OTHER BERYLLIUM MINES AND PROSPECTS

SLIDE 14 shows the Monitor pit as it appeared in 1979. The Monitor was one of the properties acquired by Brush-Wellman from the Anaconda Company. Even though the prospect is located beneath alluvium about two miles southwest of Spor Mountain, the prospect pit exposes the beryllium tuff at shallow depths. The tuff lies near the surface adjacent to concealed normal (mostly, down-to-east) faults (see map by Lindsey, 1979).

 

 

 

 

 

 

 

 

 

SLIDE 15 shows two small beryllium prospects, the Hogsback (center of view) and the Claybank (flat area in foreground) in The Dell. Both are in erosional remnants of beryllium tuff in fault blocks. The view is to the south in 1976, from the Claybank prospect; Eagle Rock Ridge is on the right (west).

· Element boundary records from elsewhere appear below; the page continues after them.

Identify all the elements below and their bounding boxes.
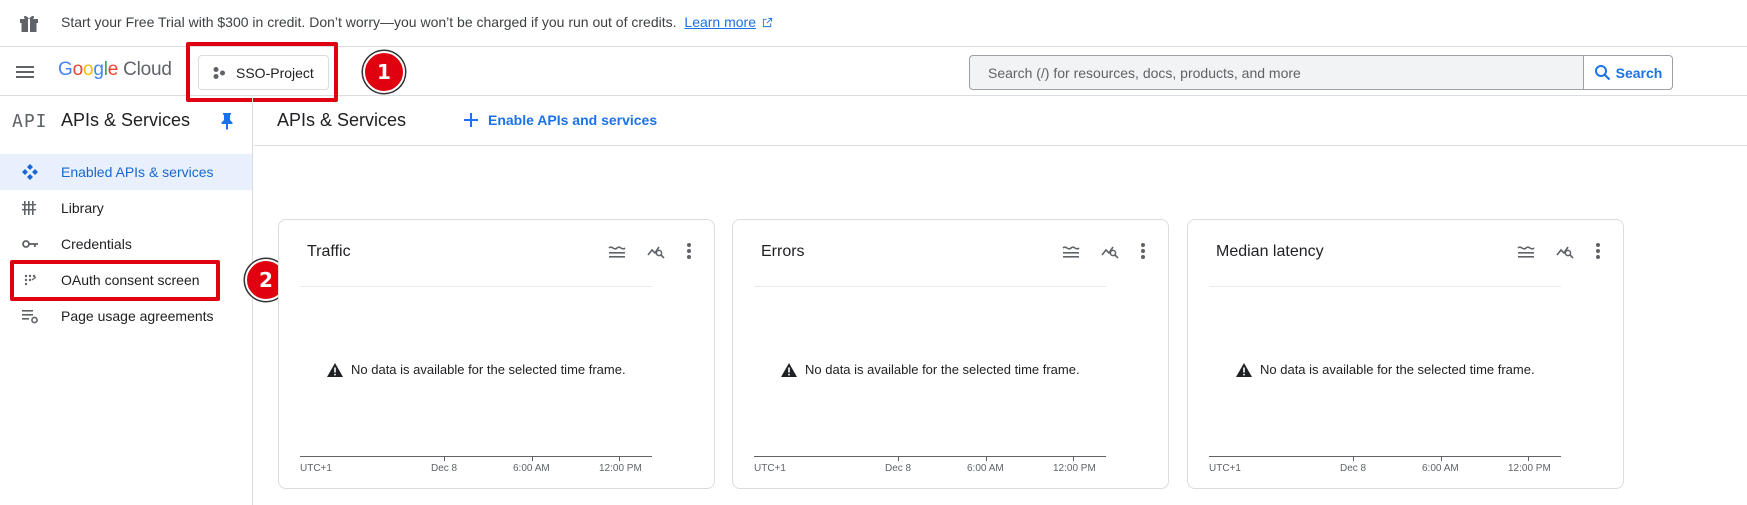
no-data-message: No data is available for the selected ti… bbox=[327, 362, 626, 377]
sidebar-header: API APIs & Services bbox=[0, 97, 252, 145]
logo-letter: e bbox=[107, 59, 119, 80]
no-data-message: No data is available for the selected ti… bbox=[1236, 362, 1535, 377]
explore-chart-icon[interactable] bbox=[1101, 243, 1119, 259]
axis-tick-label: UTC+1 bbox=[300, 463, 332, 474]
axis-tick bbox=[444, 456, 445, 461]
card-title: Traffic bbox=[307, 243, 351, 260]
x-axis bbox=[1209, 456, 1561, 457]
library-icon bbox=[22, 201, 36, 215]
card-title: Median latency bbox=[1216, 243, 1324, 260]
axis-tick-label: Dec 8 bbox=[431, 463, 458, 474]
logo-letter: G bbox=[58, 59, 73, 80]
sidebar: API APIs & Services Enabled APIs & servi… bbox=[0, 97, 253, 505]
card-divider bbox=[1209, 286, 1561, 287]
more-vert-icon[interactable] bbox=[1595, 242, 1601, 260]
legend-toggle-icon[interactable] bbox=[1062, 244, 1080, 258]
key-icon bbox=[22, 240, 38, 248]
sidebar-item-label: Library bbox=[61, 200, 104, 216]
axis-tick-label: 12:00 PM bbox=[599, 463, 642, 474]
errors-card: Errors No data is available for the sele… bbox=[732, 219, 1169, 489]
page-title: APIs & Services bbox=[277, 110, 407, 130]
api-icon: API bbox=[12, 111, 48, 132]
search-icon bbox=[1594, 65, 1610, 81]
highlight-box-oauth bbox=[10, 260, 220, 301]
axis-tick-label: 6:00 AM bbox=[513, 463, 550, 474]
sidebar-item-page-usage[interactable]: Page usage agreements bbox=[0, 298, 252, 334]
hamburger-menu-icon[interactable] bbox=[14, 62, 36, 82]
search-button[interactable]: Search bbox=[1583, 55, 1673, 90]
axis-tick bbox=[1441, 456, 1442, 461]
more-vert-icon[interactable] bbox=[686, 242, 692, 260]
card-actions bbox=[608, 242, 692, 260]
axis-tick-label: 6:00 AM bbox=[1422, 463, 1459, 474]
card-actions bbox=[1517, 242, 1601, 260]
plus-icon bbox=[464, 113, 478, 127]
legend-toggle-icon[interactable] bbox=[1517, 244, 1535, 258]
pin-icon[interactable] bbox=[220, 112, 234, 130]
logo-letter: o bbox=[82, 59, 94, 80]
step-badge-1: 1 bbox=[363, 51, 405, 93]
logo-letter: g bbox=[93, 59, 104, 80]
google-cloud-logo[interactable]: Google Cloud bbox=[58, 59, 172, 81]
axis-tick-label: Dec 8 bbox=[1340, 463, 1367, 474]
no-data-text: No data is available for the selected ti… bbox=[351, 362, 626, 377]
gift-icon bbox=[20, 15, 38, 32]
logo-product: Cloud bbox=[123, 59, 172, 80]
page-usage-icon bbox=[22, 310, 38, 324]
warning-icon bbox=[327, 362, 343, 377]
sidebar-item-label: Credentials bbox=[61, 236, 132, 252]
axis-tick-label: 12:00 PM bbox=[1053, 463, 1096, 474]
search-button-label: Search bbox=[1615, 64, 1663, 81]
no-data-text: No data is available for the selected ti… bbox=[1260, 362, 1535, 377]
warning-icon bbox=[1236, 362, 1252, 377]
axis-tick bbox=[1353, 456, 1354, 461]
no-data-text: No data is available for the selected ti… bbox=[805, 362, 1080, 377]
explore-chart-icon[interactable] bbox=[647, 243, 665, 259]
enable-apis-label: Enable APIs and services bbox=[488, 112, 658, 128]
main-header: APIs & Services Enable APIs and services bbox=[254, 97, 1747, 146]
search-placeholder: Search (/) for resources, docs, products… bbox=[988, 64, 1301, 81]
traffic-card: Traffic No data is available for the sel… bbox=[278, 219, 715, 489]
more-vert-icon[interactable] bbox=[1140, 242, 1146, 260]
sidebar-item-label: Page usage agreements bbox=[61, 308, 214, 324]
enable-apis-button[interactable]: Enable APIs and services bbox=[464, 112, 657, 128]
free-trial-banner: Start your Free Trial with $300 in credi… bbox=[0, 0, 1747, 47]
logo-letter: o bbox=[72, 59, 84, 80]
card-actions bbox=[1062, 242, 1146, 260]
sidebar-item-credentials[interactable]: Credentials bbox=[0, 226, 252, 262]
card-divider bbox=[300, 286, 652, 287]
card-divider bbox=[754, 286, 1106, 287]
search-input[interactable]: Search (/) for resources, docs, products… bbox=[969, 55, 1584, 90]
axis-tick bbox=[1073, 456, 1074, 461]
axis-tick bbox=[1528, 456, 1529, 461]
sidebar-title: APIs & Services bbox=[61, 110, 191, 130]
sidebar-item-enabled-apis[interactable]: Enabled APIs & services bbox=[0, 154, 252, 190]
axis-tick-label: Dec 8 bbox=[885, 463, 912, 474]
axis-tick-label: UTC+1 bbox=[1209, 463, 1241, 474]
x-axis bbox=[300, 456, 652, 457]
card-title: Errors bbox=[761, 243, 805, 260]
sidebar-item-library[interactable]: Library bbox=[0, 190, 252, 226]
axis-tick-label: UTC+1 bbox=[754, 463, 786, 474]
sidebar-item-label: Enabled APIs & services bbox=[61, 164, 214, 180]
axis-tick bbox=[986, 456, 987, 461]
no-data-message: No data is available for the selected ti… bbox=[781, 362, 1080, 377]
banner-text-wrap: Start your Free Trial with $300 in credi… bbox=[61, 14, 773, 30]
highlight-box-project bbox=[186, 42, 338, 102]
axis-tick bbox=[898, 456, 899, 461]
explore-chart-icon[interactable] bbox=[1556, 243, 1574, 259]
x-axis bbox=[754, 456, 1106, 457]
external-link-icon bbox=[762, 17, 772, 28]
enabled-apis-icon bbox=[22, 164, 38, 180]
median-latency-card: Median latency No data is available for … bbox=[1187, 219, 1624, 489]
axis-tick bbox=[619, 456, 620, 461]
learn-more-link[interactable]: Learn more bbox=[684, 14, 756, 30]
legend-toggle-icon[interactable] bbox=[608, 244, 626, 258]
warning-icon bbox=[781, 362, 797, 377]
axis-tick-label: 6:00 AM bbox=[967, 463, 1004, 474]
banner-text: Start your Free Trial with $300 in credi… bbox=[61, 14, 677, 30]
axis-tick-label: 12:00 PM bbox=[1508, 463, 1551, 474]
axis-tick bbox=[532, 456, 533, 461]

The Hogsback prospect consists of dozer cuts that completely encircle an erosional remnant of the porphyritic rhyolite member of the Spor Mountain Formation. The rhyolite overlies a somewhat larger area of fault-bounded beryllium tuff member.

A major basin-range normal fault passes southward along the east side of Eagle Rock Ridge, on the west side of the Claybank prospect, and along the west side of the Hogsback.